Galaxy Zoo and SPARCFIRE: constraints on spiral arm formation mechanisms from spiral arm number and pitch anglesTools Hart, Ross E., Bamford, Steven P., Hayes, Wayne B., Cardamone, Carolin N., Keel, William C., Kruk, Sandor J., Lintott, Chris J., Masters, Karen L., Simmons, Brooke D. and Smethurst, Rebecca J. (2017) Galaxy Zoo and SPARCFIRE: constraints on spiral arm formation mechanisms from spiral arm number and pitch angles. Monthly Notices of the Royal Astronomical Society, 472 (2). pp. 2263-2279. ISSN 1365-2966 Full text not available from this repository.

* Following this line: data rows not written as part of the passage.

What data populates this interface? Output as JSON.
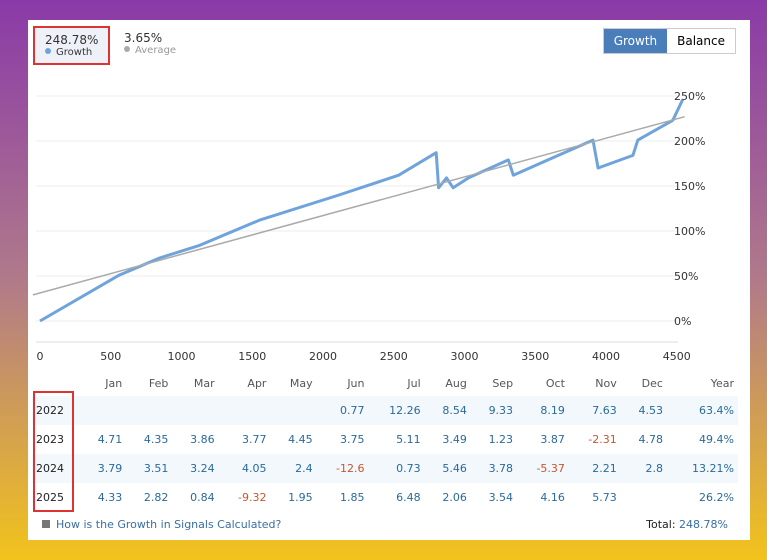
{
  "stats": {
    "growth_value": "248.78%",
    "growth_label": "Growth",
    "average_value": "3.65%",
    "average_label": "Average"
  },
  "toggle": {
    "growth": "Growth",
    "balance": "Balance"
  },
  "colors": {
    "growth": "#6fa3dc",
    "trend": "#aaaaaa",
    "negative": "#c8552e",
    "positive": "#2a6a9a"
  },
  "chart_data": {
    "type": "line",
    "xlim": [
      0,
      4700
    ],
    "ylim": [
      -25,
      260
    ],
    "x_ticks": [
      0,
      500,
      1000,
      1500,
      2000,
      2500,
      3000,
      3500,
      4000,
      4500
    ],
    "y_ticks": [
      0,
      50,
      100,
      150,
      200,
      250
    ],
    "y_tick_labels": [
      "0%",
      "50%",
      "100%",
      "150%",
      "200%",
      "250%"
    ],
    "series": [
      {
        "name": "Growth",
        "x": [
          0,
          560,
          845,
          1127,
          1550,
          2113,
          2535,
          2800,
          2817,
          2873,
          2920,
          3028,
          3310,
          3345,
          3662,
          3908,
          3944,
          4190,
          4225,
          4472,
          4542
        ],
        "y": [
          0,
          51,
          70,
          84,
          112,
          140,
          162,
          187,
          148,
          159,
          148,
          159,
          179,
          162,
          184,
          201,
          170,
          184,
          201,
          223,
          246
        ]
      },
      {
        "name": "Trend",
        "x": [
          -50,
          4556
        ],
        "y": [
          29,
          227
        ]
      }
    ]
  },
  "table": {
    "headers": [
      "",
      "Jan",
      "Feb",
      "Mar",
      "Apr",
      "May",
      "Jun",
      "Jul",
      "Aug",
      "Sep",
      "Oct",
      "Nov",
      "Dec",
      "Year"
    ],
    "rows": [
      [
        "2022",
        "",
        "",
        "",
        "",
        "",
        "0.77",
        "12.26",
        "8.54",
        "9.33",
        "8.19",
        "7.63",
        "4.53",
        "63.4%"
      ],
      [
        "2023",
        "4.71",
        "4.35",
        "3.86",
        "3.77",
        "4.45",
        "3.75",
        "5.11",
        "3.49",
        "1.23",
        "3.87",
        "-2.31",
        "4.78",
        "49.4%"
      ],
      [
        "2024",
        "3.79",
        "3.51",
        "3.24",
        "4.05",
        "2.4",
        "-12.6",
        "0.73",
        "5.46",
        "3.78",
        "-5.37",
        "2.21",
        "2.8",
        "13.21%"
      ],
      [
        "2025",
        "4.33",
        "2.82",
        "0.84",
        "-9.32",
        "1.95",
        "1.85",
        "6.48",
        "2.06",
        "3.54",
        "4.16",
        "5.73",
        "",
        "26.2%"
      ]
    ]
  },
  "footer": {
    "link": "How is the Growth in Signals Calculated?",
    "total_label": "Total:",
    "total_value": "248.78%"
  }
}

Official URL: https://academic.oup.com/mnras/article/472/2/2263/4091436/Galaxy-Zoo-and-sparcfire-constraints-on-spiral-arm
AbstractIn this paper, we study the morphological properties of spiral galaxies, including measurements of spiral arm number and pitch angle. Using Galaxy Zoo 2, a stellar mass-complete sample of 6222 SDSS spiral galaxies is selected. We use the machine vision algorithm sparcfire to identify spiral arm features and measure their associated geometries. A support vector machine classifier is employed to identify reliable spiral features, with which we are able to estimate pitch angles for half of our sample. We use these machine measurements to calibrate visual estimates of arm tightness, and hence estimate pitch angles for our entire sample. The properties of spiral arms are compared with respect to various galaxy properties. The star formation properties of galaxies vary significantly with arm number, but not pitch angle. We find that galaxies hosting strong bars have spiral arms substantially (4°-6°) looser than unbarred galaxies. Accounting for this, spiral arms associated with many-armed structures are looser (by 2°) than those in two-armed galaxies. In contrast to this average trend, galaxies with greater bulge-to-total stellar mass ratios display both fewer and looser spiral arms. This effect is primarily driven by the galaxy disc, such that galaxies with more massive discs contain more spiral arms with tighter pitch angles. This implies that galaxy central mass concentration is not the dominant cause of pitch angle and arm number variations between galaxies, which in turn suggests that not all spiral arms are governed by classical density waves or modal theories.